BLBG:Euro Snaps Gain Before Italy Debt Sale, Industrial Output
The euro snapped an advance from yesterday before auctions of Italian government debt this week and data today forecast to show Europe’s industrial production dropped the most in seven months.
The 17-nation currency maintained a two-day slide versus the U.K. pound before Greece holds general elections on June 17 amid concern Europe’s fiscal crisis is spreading. The dollar strengthened against the majority of its 16 peers after Spain’s borrowing costs jumped to a 15-year high and Fitch Ratings predicted Prime Minister Mariano Rajoy will miss budget-deficit targets, boosting demand for safer assets.
“There are still sources of concern, including Spain and Italy,” said Junichi Ishikawa, an analyst at a Tokyo-based unit of IG Group Holdings Plc (IGG), a London-based company that lets clients take positions on markets without buying or selling actual securities, currencies or futures. “The downside risks to the euro remain large.”
The euro fell 0.1 percent to $1.2493 at 1:45 p.m. in Tokyo from the close in New York yesterday when it rose 0.2 percent. It was little changed at 80.33 U.K. pence after having lost 0.7 percent in the prior two days. The dollar added 0.1 percent to 79.63 yen. The yen slid 0.1 percent to 99.49 per euro.
Italy is scheduled to sell 6.5 billion euros ($8.1 billion) of 364-day bills today and offer debt maturing in 2015, 2019 and 2020 tomorrow.

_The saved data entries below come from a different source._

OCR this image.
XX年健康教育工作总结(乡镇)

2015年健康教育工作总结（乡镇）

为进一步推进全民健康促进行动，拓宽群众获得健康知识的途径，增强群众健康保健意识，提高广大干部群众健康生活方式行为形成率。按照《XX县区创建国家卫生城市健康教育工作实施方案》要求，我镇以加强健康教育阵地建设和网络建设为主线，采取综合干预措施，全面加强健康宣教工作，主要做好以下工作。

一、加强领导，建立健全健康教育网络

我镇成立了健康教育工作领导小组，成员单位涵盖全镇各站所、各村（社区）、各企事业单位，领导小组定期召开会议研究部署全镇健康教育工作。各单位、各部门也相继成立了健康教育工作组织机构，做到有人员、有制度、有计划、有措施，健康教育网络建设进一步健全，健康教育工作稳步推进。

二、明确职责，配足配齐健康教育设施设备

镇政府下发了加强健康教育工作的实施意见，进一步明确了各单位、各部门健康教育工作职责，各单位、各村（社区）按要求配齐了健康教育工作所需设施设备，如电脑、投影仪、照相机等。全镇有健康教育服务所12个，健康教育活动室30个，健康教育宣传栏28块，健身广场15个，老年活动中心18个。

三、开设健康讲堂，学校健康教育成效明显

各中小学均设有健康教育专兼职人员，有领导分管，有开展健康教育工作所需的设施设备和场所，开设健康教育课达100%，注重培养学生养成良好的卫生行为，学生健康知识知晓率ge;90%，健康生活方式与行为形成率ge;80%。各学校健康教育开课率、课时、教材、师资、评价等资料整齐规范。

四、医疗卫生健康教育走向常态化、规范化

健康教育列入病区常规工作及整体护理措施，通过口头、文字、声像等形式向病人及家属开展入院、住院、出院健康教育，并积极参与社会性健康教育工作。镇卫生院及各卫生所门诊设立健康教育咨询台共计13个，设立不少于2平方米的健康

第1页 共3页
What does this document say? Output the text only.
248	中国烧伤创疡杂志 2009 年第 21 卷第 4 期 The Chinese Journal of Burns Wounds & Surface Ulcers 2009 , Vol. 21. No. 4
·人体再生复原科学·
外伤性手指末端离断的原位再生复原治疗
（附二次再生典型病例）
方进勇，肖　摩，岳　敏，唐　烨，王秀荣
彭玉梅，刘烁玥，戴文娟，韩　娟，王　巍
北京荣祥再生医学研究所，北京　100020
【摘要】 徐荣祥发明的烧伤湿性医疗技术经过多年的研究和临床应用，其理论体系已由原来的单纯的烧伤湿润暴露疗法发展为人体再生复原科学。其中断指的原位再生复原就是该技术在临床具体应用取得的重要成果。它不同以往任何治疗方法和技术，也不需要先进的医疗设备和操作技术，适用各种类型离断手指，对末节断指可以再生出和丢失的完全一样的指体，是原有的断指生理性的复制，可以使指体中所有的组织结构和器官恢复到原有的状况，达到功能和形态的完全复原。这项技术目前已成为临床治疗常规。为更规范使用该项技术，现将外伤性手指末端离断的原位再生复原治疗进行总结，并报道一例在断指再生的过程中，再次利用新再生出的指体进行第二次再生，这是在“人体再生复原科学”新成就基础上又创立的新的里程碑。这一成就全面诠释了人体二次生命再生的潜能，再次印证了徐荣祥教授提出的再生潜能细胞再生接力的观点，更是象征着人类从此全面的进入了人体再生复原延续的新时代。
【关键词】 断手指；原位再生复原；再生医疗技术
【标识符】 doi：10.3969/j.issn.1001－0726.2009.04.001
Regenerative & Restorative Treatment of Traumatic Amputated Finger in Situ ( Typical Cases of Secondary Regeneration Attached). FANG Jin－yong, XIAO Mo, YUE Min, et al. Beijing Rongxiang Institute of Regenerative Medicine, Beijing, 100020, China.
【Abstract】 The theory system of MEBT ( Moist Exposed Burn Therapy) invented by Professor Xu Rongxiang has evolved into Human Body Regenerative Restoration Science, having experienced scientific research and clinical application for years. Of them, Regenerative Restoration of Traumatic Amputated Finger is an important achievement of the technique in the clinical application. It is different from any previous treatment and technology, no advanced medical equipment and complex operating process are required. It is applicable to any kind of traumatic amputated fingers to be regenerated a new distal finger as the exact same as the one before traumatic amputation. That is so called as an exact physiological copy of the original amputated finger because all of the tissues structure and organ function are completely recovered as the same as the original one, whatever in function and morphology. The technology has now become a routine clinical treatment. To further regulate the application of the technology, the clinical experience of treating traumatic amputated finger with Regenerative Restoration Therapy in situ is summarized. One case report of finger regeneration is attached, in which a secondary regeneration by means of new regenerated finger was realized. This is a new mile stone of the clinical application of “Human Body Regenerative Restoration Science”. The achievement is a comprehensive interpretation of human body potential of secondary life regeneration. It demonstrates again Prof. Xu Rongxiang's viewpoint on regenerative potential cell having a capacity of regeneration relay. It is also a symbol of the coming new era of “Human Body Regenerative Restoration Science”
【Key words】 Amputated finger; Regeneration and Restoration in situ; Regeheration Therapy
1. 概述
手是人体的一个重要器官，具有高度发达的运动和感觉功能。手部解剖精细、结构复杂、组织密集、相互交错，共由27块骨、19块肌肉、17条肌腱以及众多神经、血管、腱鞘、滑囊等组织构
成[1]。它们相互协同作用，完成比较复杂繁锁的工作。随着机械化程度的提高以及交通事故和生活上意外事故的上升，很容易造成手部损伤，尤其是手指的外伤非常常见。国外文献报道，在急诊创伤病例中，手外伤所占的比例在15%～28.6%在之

The yield on the nation’s benchmark 10-year government bond rose to as high as 6.3 percent yesterday, a level unseen since Jan. 25.
Spanish Deficit
Spain’s 10-year yield climbed for a third day to touch 6.83 percent, the highest since 1997, after the nation on June 9 became the fourth euro state to ask for an international bailout, following Greece, Ireland and Portugal. This weekend’s election in Greece may determine whether it abides by spending reductions imposed upon it to receive two rescue packages and remain in the euro.
“Spain will miss its budget-deficit targets again this year and next by a substantial margin,” Fitch’s Managing Director Ed Parker said at an event in Oslo yesterday. Andrew Colquhoun, the head of Asia Pacific sovereign ratings at Fitch, said in Singapore today that if Greece exits the currency bloc and there is material contagion to periphery nations, all 17 euro members would likely face downgrades.
The European Union’s statistics office will probably say industrial production in the euro area fell 1.2 percent month- on-month in April, the most since September, according to the median estimate of economists in a Bloomberg News survey.
“The macroeconomic picture is terrible and I can’t see light at the end of the tunnel for growth” in the euro area, said Jesper Bargmann, regional head of spot trading for major currencies in Singapore at Royal Bank of Scotland Group Plc. “The U.S. dollar is my preferred safe haven.”
Euro Chart
The euro’s decline in late May against the yen shows that the euro has completed a “head-and-shoulders” pattern and it may drop to 88.51 yen, lower than the record set in October 2000, according to Daisuke Uno, chief strategist in Tokyo at Sumitomo Mitsui Banking Corp.
A head-and-shoulders pattern occurs when prices form three consecutive peaks on a chart, with the middle being the highest. A downturn’s start is signaled when prices fall below a neckline serving as the pattern’s base.
N.Z. Dollar
The euro has weakened 3.7 percent in the past six months, the worst performance among the 10 developed-nation currencies tracked by Bloomberg Correlation-Weighted Indexes. New Zealand’s dollar was the biggest winner with a 3.9 percent climb.
The Reserve Bank of New Zealand will probably leave the official cash rate unchanged at a record low of 2.5 percent tomorrow, according to all 16 economists surveyed by Bloomberg.
“The approaching RBNZ Monetary Policy Statement and Official Cash Rate review should see further interest in the New Zealand dollar,” Carrick Lucas, a strategist at ANZ National Bank Ltd., and Alex Sinton, director of foreign exchange, wrote in a research note today. With sovereign risk on the rise in Europe, “the silver lining could be that N.Z. bonds and other highly rated sovereign markets further benefit from investor reallocation.”
The so-called kiwi reached 77.89 U.S. cents, the highest since May 15, before trading at 77.67 from 77.72 yesterday.